Two weeks before the election the announcement was made that the premiums on the Affordable Care Act would go up at least 25% in 2017.

Of 135,000,000 votes cast, it would only take a change in a total of 102,000 votes in three states, Michigan (10,704), Pennsylvania (68,171) and Wisconsin (22,171) and Clinton is elected. A friend to whom I mentioned these numbers reminded me that even 10,000 is a lot to recover in a recount.

The popular vote margin that Clinton has received in California will exceed Clinton’s margin over Trump in the national popular vote.

It was only 7 days after the 2016 general election when I received my first fundraising request from a 2018 candidate.

This campaign marks the retirement of a generation of democratic political campaigners and operatives.

During the campaign, Trump said what came to mind and then repeated those things which drew the most attention, whether or not they were actually true.

If you watched the Trump events on TV and then watched the Clinton events you could not help but notice the difference in the size and the level of excitement.

The judgement by the media and pundits was that Donald Trump lost all three debates with Hillary Clinton. But if you listened to his words, in each of the debates he made the same several points that were designed to reach his then and future followers.

This election raises the question of whether the reliance on analytics has caused campaigns to abandon time honored approaches. I believe there is room for both.

Now that the campaign is behind us, the media as well as a variety of lawyers and other public officials have decided to land on the question of potential conflicts of interest resulting from the large and complicated business holdings of the President-Elect and his family.

Everyone agrees that the legal conflict rules for government employees do not apply to the President and Vice-President.

Throughout the campaign there was considerable media angst about the fact that Trump refused to reveal his tax returns. The media was replete with stories that he may not have paid any federal income taxes for up to twenty years. He was elected anyway.

There is no way Trump is going to sell off all of his holdings as some have suggested. They are very much a part of the future of his family. He has proposed that the children will run the Trump empire while he is president. There is little question about whether they will talk to their father along the way.

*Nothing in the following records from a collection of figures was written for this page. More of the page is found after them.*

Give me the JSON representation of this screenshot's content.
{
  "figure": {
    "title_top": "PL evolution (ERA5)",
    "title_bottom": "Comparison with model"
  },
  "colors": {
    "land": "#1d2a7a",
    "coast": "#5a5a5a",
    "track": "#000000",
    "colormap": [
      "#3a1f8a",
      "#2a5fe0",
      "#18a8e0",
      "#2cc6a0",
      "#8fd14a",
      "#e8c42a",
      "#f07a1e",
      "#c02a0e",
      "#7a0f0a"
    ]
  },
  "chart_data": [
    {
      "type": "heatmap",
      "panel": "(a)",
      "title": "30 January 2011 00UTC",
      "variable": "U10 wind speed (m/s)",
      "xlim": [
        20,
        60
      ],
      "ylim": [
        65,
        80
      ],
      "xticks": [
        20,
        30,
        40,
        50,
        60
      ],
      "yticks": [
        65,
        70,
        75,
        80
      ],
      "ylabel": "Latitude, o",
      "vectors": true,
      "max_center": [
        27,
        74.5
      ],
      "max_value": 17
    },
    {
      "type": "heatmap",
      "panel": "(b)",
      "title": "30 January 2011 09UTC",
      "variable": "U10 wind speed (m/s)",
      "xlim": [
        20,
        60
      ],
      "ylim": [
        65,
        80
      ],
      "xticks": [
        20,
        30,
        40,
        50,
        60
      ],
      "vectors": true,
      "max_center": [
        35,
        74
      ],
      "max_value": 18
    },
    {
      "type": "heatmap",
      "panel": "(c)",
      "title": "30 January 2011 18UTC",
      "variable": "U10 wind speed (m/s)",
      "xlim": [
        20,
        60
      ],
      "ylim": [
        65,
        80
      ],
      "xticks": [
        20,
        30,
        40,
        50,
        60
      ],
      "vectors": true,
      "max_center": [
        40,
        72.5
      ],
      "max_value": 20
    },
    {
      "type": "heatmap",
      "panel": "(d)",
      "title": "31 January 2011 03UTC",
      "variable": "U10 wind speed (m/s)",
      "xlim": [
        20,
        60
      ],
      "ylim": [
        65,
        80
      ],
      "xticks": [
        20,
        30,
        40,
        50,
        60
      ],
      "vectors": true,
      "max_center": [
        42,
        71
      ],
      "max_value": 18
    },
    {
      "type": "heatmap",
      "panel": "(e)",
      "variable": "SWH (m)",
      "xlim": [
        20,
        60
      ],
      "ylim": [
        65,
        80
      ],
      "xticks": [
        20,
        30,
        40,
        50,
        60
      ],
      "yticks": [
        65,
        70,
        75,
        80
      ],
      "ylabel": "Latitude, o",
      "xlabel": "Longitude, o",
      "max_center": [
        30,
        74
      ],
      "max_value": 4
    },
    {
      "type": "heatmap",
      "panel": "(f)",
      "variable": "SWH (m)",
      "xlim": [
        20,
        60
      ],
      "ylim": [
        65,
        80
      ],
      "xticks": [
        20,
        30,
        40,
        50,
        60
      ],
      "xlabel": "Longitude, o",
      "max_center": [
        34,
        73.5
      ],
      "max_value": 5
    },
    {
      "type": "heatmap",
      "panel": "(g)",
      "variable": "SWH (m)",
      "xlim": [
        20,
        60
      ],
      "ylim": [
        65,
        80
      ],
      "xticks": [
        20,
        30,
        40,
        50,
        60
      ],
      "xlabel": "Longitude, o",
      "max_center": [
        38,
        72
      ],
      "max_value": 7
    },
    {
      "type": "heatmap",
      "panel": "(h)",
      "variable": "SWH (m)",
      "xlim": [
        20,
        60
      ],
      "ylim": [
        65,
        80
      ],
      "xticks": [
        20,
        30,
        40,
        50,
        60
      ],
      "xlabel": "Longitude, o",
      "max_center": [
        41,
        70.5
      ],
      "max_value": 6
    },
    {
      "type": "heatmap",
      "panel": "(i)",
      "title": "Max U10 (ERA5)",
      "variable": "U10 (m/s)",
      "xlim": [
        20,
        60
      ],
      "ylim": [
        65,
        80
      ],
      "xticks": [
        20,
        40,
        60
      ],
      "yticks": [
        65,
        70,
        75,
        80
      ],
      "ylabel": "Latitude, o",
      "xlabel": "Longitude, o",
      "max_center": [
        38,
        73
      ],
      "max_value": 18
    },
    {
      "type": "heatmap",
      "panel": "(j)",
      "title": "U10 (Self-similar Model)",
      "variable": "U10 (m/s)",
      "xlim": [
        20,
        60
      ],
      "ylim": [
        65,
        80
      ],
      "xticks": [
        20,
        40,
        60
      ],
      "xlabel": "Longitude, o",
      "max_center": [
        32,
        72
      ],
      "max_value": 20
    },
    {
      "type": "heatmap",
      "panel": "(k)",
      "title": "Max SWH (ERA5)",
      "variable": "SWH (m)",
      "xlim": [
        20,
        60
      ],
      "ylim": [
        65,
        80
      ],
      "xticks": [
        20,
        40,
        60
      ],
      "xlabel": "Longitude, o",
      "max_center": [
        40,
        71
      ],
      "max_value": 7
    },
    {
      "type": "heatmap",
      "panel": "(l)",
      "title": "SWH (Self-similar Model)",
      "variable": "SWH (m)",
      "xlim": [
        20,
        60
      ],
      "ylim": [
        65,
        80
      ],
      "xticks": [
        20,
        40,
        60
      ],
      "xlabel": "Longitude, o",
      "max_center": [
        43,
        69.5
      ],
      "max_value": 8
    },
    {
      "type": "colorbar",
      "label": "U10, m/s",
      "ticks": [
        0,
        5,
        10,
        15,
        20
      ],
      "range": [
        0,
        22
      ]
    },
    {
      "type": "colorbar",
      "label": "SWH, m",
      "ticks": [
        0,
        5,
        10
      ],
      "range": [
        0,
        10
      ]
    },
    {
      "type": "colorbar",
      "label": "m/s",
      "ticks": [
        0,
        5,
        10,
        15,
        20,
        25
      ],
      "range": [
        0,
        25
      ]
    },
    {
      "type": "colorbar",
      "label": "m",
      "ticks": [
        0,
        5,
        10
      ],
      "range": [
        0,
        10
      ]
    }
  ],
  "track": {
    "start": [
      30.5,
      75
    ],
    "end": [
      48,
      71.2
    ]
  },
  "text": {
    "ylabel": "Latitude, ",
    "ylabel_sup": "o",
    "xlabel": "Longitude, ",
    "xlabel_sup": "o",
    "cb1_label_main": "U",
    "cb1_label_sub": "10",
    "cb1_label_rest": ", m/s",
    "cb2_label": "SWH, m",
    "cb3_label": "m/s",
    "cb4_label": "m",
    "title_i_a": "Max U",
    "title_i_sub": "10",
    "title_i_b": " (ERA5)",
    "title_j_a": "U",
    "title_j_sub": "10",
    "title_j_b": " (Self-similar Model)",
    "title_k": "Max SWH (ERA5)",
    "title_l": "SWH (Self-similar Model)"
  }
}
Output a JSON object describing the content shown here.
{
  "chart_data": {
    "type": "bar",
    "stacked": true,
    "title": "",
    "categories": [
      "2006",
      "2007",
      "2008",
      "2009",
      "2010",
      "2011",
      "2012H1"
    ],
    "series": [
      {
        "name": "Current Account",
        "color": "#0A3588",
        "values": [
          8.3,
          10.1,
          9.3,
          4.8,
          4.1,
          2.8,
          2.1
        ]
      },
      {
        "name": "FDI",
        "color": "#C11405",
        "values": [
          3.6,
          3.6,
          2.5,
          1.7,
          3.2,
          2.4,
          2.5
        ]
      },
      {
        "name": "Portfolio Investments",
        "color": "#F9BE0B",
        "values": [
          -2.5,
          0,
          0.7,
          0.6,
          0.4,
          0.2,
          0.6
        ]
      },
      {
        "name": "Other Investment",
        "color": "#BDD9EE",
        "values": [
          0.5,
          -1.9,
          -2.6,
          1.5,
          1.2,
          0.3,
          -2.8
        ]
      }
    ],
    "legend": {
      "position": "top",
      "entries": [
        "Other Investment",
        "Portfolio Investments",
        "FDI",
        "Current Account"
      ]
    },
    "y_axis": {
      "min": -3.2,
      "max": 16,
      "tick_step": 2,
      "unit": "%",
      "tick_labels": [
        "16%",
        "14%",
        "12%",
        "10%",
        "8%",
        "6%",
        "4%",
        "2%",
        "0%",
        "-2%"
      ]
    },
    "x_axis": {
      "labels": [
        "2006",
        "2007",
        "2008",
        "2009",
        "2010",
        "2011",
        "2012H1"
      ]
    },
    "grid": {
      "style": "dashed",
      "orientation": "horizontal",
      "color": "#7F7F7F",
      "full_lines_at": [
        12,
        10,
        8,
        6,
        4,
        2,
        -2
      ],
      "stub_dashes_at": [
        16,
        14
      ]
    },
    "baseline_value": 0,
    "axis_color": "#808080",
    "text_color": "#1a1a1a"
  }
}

Yes, he and his family are likely to get wealthier during his term in office.

The questions on which we should all be focusing are:

  • What is Trump going to do to resolve the problems facing this country?
  • What is he going to do to improve the lives of the people who elected him?
If it turns out, over time, that Trump and his family are doing better than those who put him in office, the public will let him know. That is the time to pay attention.

Given this last election, both major political parties have big problems but more on that in the next issue of the Watch.